3.1. PRIT for Hematological Cancers
In preclinical studies, pretargeting method showed better responses with much less hematologic toxicity and thus represents a significant improvement over the RIA using anti-CD20 IgG agents radiolabeled directly [100].
Among the hematological cancers, NHL therapy has been examined in detail by pretargeting. In conventional NHL model mice, PRIT with a tri-Fab fragment followed by 90Y-labeled effector led to dramatic cure rates compared to RIT with direct 90Y-veltuzumab, which is a radiolabeled anti-CD20 Ab [101]. Similar therapeutic responses were also achieved using the streptavidin-biotin format of PRIT in the Ramos lymphoma model, using a combination of anti-CD20 Ab-streptavidin fusion protein 1F5(scFv)4SA and 90Y-DOTA-biotin [102]. Pagel et al. compared therapeutic efficacy between direct RIT and PRIT in xenograft models of lymphoma using CD20, CD22, and MHC class II cell surface receptor (HLA-DR) as the targets. In this study, PRIT by the streptavidin-biotin conjugation showed higher therapeutic indices and superior tumor regression [103].
3.2. PRIT for Solid Cancers
A phase II trial was examined with 90Y-DOTA-biotin pretargeted with a NR-LU-10, an anti-Ep-CAM (epithelial glycoprotein-2) IgG-streptavidin conjugate in advanced colorectal cancer [87]; however, no significant responses were observed. More recently, a recombinant protein of streptavidin with four CC49 (anti-tumor-associated glycoprotein 72: anti-TAG-72) single chains and 90Y-labeled biotin pair has been tested in patients with gastrointestinal malignancy [104].

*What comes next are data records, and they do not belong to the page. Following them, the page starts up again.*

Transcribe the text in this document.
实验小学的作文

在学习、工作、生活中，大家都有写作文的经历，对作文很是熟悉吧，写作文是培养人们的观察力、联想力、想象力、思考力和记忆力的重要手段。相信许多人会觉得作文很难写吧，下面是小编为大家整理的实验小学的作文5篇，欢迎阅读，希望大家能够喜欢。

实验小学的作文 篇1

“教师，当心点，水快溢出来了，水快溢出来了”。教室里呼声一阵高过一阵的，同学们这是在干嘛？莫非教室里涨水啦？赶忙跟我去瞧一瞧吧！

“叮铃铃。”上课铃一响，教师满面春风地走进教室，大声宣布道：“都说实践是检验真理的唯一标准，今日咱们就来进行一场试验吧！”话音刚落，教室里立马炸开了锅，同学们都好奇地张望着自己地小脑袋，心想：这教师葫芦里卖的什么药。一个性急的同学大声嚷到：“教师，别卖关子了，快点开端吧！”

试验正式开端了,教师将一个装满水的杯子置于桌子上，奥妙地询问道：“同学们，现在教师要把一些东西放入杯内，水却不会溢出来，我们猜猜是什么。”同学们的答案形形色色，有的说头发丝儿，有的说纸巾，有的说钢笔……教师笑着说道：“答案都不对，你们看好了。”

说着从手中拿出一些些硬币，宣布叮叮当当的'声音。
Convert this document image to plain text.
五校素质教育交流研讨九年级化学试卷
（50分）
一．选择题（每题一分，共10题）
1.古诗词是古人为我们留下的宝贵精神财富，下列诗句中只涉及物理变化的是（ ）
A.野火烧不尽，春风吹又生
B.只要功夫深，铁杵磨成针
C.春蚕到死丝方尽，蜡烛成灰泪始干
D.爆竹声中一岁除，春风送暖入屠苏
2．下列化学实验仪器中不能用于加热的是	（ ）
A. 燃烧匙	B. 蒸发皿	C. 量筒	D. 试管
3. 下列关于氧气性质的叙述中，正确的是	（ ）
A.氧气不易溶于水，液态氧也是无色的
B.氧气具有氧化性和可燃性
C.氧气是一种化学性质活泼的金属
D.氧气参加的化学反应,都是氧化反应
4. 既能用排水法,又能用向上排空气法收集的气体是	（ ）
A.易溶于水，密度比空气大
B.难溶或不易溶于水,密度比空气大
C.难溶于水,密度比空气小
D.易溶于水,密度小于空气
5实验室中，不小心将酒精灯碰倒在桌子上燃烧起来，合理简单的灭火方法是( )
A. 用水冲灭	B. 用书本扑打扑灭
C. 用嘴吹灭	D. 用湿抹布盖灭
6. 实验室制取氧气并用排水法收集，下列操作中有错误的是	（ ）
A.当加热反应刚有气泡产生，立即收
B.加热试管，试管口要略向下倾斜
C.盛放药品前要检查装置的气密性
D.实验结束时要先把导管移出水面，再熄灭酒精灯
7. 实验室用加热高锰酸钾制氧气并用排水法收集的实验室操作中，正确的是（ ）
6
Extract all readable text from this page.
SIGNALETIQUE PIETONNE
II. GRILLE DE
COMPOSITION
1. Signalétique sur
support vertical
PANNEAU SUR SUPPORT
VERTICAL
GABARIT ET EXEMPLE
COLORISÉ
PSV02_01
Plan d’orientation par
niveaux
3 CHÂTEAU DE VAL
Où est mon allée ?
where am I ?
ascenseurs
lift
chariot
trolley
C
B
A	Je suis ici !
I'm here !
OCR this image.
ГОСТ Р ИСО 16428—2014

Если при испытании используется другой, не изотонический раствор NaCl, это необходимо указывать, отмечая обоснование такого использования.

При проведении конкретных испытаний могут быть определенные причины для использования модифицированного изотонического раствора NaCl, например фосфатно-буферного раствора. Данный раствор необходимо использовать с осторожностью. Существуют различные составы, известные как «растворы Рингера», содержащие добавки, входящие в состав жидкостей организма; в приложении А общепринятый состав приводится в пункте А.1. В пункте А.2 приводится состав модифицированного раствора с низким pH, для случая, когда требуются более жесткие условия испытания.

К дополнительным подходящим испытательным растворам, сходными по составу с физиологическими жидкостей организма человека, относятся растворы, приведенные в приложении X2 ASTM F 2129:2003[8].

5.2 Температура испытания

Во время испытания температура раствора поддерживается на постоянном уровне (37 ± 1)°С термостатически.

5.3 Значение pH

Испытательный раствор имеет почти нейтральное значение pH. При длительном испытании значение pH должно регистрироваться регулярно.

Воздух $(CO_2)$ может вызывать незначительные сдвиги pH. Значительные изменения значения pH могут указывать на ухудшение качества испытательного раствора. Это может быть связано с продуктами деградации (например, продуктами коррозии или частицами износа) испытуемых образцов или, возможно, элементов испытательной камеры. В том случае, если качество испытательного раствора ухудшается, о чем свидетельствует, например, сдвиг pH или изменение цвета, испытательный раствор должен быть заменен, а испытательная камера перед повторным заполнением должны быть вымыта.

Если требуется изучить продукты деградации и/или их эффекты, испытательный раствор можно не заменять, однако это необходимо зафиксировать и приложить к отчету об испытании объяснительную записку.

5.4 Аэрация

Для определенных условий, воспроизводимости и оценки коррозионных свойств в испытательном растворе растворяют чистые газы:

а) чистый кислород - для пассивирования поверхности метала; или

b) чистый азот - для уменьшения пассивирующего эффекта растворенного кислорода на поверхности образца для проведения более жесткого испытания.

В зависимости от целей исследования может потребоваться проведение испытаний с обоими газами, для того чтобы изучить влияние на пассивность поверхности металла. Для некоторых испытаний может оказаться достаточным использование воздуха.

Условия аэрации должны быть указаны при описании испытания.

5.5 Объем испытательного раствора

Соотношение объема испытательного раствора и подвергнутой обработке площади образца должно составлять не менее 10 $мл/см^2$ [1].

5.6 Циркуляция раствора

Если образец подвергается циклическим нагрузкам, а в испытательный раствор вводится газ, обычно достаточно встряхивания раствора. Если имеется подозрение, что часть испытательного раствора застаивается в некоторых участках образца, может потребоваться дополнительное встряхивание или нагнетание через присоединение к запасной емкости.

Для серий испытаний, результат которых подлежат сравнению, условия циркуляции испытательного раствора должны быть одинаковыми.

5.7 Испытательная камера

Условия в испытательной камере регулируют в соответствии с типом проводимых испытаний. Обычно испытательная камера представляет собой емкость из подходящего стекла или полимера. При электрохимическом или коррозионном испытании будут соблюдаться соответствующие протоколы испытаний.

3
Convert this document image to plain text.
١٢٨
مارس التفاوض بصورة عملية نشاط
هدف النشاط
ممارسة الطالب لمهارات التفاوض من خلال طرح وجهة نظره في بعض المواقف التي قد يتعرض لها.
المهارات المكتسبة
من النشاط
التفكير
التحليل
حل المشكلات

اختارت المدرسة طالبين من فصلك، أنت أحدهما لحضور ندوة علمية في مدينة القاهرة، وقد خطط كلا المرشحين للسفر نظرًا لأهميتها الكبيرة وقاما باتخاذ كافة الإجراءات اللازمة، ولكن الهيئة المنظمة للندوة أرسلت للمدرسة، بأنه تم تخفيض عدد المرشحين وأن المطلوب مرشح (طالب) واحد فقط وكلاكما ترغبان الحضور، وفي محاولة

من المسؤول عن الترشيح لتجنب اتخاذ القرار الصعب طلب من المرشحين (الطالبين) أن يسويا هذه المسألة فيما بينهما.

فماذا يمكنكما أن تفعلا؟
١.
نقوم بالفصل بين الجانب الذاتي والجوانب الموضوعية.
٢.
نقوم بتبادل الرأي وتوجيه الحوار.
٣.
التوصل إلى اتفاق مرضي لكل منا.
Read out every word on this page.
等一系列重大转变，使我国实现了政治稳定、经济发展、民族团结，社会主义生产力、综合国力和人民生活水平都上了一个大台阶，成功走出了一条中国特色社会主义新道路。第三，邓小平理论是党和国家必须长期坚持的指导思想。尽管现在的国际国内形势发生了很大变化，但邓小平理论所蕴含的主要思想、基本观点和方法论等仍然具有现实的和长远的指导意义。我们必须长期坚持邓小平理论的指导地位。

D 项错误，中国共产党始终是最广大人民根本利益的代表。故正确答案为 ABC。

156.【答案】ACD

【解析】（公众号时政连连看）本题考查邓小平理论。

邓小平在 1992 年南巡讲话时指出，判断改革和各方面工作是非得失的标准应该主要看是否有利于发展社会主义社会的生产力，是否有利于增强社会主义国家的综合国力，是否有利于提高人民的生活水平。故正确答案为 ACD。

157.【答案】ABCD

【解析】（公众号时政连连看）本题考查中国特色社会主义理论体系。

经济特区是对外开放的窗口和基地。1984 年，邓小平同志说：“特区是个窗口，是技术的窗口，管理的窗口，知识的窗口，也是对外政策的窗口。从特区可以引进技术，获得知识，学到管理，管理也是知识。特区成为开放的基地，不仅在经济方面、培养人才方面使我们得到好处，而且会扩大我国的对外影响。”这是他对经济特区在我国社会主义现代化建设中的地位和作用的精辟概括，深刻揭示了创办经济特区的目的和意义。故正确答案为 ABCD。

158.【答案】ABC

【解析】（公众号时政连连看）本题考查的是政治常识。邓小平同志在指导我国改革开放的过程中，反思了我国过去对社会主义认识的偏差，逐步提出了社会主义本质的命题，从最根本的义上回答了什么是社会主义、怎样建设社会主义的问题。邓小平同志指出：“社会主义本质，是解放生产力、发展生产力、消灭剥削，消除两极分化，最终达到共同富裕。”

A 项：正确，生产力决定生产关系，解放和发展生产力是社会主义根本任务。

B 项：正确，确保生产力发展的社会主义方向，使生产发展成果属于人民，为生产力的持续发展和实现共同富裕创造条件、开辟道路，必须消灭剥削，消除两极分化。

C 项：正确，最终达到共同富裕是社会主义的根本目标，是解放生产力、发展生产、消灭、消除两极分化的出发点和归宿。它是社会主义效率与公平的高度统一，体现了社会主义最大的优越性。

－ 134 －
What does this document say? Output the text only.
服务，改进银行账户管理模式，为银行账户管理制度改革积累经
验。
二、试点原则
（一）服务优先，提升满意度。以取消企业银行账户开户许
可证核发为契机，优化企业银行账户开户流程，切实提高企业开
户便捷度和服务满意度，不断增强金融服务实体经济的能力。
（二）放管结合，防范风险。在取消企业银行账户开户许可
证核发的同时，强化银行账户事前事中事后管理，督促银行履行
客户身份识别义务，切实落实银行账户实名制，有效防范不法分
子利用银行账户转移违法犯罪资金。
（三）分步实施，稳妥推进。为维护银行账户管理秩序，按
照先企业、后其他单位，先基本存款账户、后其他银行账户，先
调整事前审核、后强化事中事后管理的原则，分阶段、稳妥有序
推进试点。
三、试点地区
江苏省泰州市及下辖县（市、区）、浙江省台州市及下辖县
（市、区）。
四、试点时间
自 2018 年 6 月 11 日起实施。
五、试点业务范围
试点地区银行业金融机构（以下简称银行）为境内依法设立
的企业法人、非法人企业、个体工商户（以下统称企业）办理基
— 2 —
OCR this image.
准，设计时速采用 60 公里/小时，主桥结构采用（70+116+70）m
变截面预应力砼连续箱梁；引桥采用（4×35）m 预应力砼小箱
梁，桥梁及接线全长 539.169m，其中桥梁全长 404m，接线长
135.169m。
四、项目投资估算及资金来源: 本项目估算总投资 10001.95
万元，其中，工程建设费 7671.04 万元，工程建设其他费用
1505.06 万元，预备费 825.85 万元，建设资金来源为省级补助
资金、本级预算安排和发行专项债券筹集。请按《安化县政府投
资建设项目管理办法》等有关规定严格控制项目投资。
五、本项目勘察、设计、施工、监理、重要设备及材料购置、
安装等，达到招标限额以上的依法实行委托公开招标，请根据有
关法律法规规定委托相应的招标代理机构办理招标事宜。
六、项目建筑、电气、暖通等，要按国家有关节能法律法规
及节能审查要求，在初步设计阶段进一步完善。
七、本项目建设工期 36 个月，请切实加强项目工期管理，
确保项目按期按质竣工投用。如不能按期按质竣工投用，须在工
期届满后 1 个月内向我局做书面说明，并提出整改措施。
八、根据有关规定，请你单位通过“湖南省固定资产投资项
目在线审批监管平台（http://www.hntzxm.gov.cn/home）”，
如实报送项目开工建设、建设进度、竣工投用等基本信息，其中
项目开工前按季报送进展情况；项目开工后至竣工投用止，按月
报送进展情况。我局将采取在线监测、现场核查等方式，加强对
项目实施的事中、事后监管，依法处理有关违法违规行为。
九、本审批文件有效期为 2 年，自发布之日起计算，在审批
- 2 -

In a field of brain tumor, patients with grade III glioma and glioblastoma were pretargeted with 90Y-labeled biotin, resulting in a significant extension of survival in the PRIT subjects [105].
4. Concluding Remarks
Because Ab-based targeted radiation is considered to mediate direct cytotoxic effects, RIT (PRIT) could provide us with opportunities for safer and more efficient cancer treatment. Indeed, these techniques have been extensively used as conventional anticancer strategies. Especially, RIT (PRIT) has been effective in hematological cancers. There are also developments of new immunostimulant for lymphoma that is combined with RIT (PRIT), which can enhance the overall therapeutic response.
On the contrary, responses to RIT (PRIT) are generally low in solid cancer and it might be due to the unconventional microenvironments. Oxygen concentrations less than 0.02% decrease the vulnerability of cancer cells to ionizing radiation [106], and even milder hypoxia produces a substantial level of resistance to irradiation [107]. Strategies to radiosensitize the lesions by means of an increased supply of oxygen or treatment of nitroimidazole analog [108] would help enhance the efficacy of RIT (PRIT).
RIT (PRIT) is a valuable treatment modality which can detect and quantify the accumulation of therapeutic agents readily. Thus, molecular imaging approach can be adapted to select patients, to decide the treatment strategy, and to assess the therapeutic benefit. Developments of novel Ab-based targeted therapeutics and the combination with other interventions should support cancer therapy in future.
Conflict of Interests
The author declares that there is no conflict of interests regarding the publication of this paper.